John of Nepomuk was ordained a bishop on March 28, 1852, coincidentally on his 41st birthday. This happened in the Baltimore Basilica of St. Alphonsus, in the construction of which he himself had participated years earlier. He chose the words of the well-known prayer as his motto: “Sufferings of Christ, strengthen me!” Even in his new office, he devoted himself primarily to ordinary people, tirelessly visiting all the parishes entrusted to him. During each visitation, he organized spiritual renewal, but he also founded hospitals, orphanages, and schools, and invited new religious communities to the diocese to take care of these institutions. He built 80 churches and more than 100 parish schools. He is therefore rightly considered the founder of American Catholic education. He also made outstanding efforts to mitigate manifestations of racism. He advocated elevating liturgical celebration and reformed the local seminary. For the needs of his pastoral ministry, he himself wrote the Small and Large Catholic Catechisms, which later saw twenty-one editions. Wherever he went, he strove to renew spiritual life and to restore unity with the Bishop of Rome.
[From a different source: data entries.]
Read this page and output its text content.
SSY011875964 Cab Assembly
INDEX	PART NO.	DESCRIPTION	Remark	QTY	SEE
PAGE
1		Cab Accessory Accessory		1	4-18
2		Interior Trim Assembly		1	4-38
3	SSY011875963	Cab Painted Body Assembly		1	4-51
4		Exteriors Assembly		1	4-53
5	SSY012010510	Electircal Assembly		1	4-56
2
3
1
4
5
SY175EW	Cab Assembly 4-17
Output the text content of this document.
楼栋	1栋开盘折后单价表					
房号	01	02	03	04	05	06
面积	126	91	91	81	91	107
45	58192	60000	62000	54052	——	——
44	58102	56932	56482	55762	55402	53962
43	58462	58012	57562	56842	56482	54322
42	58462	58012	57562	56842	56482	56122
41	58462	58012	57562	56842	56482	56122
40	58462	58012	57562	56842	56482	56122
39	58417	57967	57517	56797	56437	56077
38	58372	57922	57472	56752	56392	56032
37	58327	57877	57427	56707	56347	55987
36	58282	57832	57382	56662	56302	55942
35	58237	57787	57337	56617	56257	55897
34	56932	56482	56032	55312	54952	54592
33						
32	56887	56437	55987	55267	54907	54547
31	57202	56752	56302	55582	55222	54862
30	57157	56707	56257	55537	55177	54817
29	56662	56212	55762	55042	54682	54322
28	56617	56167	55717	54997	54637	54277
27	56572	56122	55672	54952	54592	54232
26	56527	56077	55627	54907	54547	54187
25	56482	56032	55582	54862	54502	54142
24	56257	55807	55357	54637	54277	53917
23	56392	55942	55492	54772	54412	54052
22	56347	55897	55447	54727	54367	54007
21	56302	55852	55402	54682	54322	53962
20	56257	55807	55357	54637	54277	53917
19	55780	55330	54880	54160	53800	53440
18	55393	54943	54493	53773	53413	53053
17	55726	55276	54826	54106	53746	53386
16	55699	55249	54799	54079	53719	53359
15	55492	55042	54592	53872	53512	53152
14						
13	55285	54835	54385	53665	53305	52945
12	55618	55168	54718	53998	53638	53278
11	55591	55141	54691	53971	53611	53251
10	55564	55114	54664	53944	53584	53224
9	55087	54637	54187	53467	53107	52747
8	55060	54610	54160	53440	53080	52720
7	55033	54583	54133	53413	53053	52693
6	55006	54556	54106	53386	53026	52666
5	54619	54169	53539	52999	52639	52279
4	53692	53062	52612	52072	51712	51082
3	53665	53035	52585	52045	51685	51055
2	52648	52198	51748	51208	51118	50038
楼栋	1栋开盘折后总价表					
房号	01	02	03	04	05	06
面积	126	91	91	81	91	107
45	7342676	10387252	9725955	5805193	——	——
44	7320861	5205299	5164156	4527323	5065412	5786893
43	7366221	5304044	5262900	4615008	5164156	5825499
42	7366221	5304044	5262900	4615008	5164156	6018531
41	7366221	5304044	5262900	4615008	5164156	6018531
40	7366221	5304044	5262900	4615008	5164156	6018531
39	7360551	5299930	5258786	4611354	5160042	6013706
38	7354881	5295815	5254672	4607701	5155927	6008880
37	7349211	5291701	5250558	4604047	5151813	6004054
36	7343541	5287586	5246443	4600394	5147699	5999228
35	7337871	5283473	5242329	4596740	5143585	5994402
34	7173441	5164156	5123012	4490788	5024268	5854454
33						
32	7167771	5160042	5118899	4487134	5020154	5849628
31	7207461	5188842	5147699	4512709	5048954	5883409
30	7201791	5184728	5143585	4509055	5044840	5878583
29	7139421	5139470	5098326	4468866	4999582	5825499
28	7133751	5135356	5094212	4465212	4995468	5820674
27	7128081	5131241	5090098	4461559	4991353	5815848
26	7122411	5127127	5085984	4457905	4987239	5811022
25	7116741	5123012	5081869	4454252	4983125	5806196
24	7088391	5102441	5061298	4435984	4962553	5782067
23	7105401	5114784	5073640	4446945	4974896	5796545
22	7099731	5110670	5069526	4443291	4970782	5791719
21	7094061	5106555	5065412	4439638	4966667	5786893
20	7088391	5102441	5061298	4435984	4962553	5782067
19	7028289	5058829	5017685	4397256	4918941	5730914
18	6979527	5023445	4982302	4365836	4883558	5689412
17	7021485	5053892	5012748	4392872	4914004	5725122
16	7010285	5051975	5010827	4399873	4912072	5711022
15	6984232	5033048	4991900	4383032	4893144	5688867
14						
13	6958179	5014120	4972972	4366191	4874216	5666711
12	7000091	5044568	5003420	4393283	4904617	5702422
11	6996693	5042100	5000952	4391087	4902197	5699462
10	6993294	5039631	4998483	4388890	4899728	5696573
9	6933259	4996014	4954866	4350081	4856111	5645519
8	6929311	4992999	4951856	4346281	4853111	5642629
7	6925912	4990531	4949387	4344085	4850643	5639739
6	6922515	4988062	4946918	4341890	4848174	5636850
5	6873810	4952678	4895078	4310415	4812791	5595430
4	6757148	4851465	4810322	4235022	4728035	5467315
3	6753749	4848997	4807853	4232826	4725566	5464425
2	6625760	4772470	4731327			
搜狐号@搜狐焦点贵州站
In the autumn of 1854, he traveled to Rome to personally participate in the solemn declaration of the dogma of the Immaculate Conception of the Virgin Mary. Until the very day of the declaration (December 8), he lived as a regular Redemptorist in a Roman monastery, visiting pilgrimage sites in the area on foot and performing works of penance. He also met Pope Pius IX at a personal audience. After the declaration, he set off on his first visit to Bohemia in the 19th century! First, at the end of December, he visited his sister Jana in Prague, the superior of the Borromean monastery. He intended to arrive in Prachatice in secret, but people heard about his arrival, and his sleigh was greeted from afar by the ringing of bells, gunfire, and music. Everyone gathered in the streets, kneeling to receive the famous native’s blessing. In his home, his father welcomed him and hugged him; his mother was no longer alive at that time. He stayed in Prachatice for only a few days in February 1855. At the end of March, he resumed all his duties in Philadelphia.
His life’s journey ended very suddenly – on January 5, 1860, when he was returning from the post office, at the age of 49. It was a cardiac arrest. Archbishop Kenrick said of his death, “He could not die otherwise than on the road. He was always in motion. Every hour, every moment of his life, his soul was directed towards the Lord God.” He was buried in the Redemptorist Church of St. Peter in Philadelphia.
The beatification process began in 1897, and on October 13, 1963, it was declared part of the Second Vatican Council. Pope Paul VI solemnly canonized him on January 19, 1977. Commemorators consider it a miracle that some priests and religious figures from Bohemia were able to attend his canonization in Rome, given that the communists ruled Bohemia and it was the year of Charter 77.
Prachatice native Ján Nepomuk Neumann paradoxically became the first American saint. He not only preached unity, but also acted as if he himself embodied a bridge between different worlds: the son of a German and a Czech woman served several white nations, Indians, and blacks in America. May he obtain for us such a broad and open heart, which we so need in this time of merging cultures and worlds, but also a truly missionary spirit, the Spirit of Christ.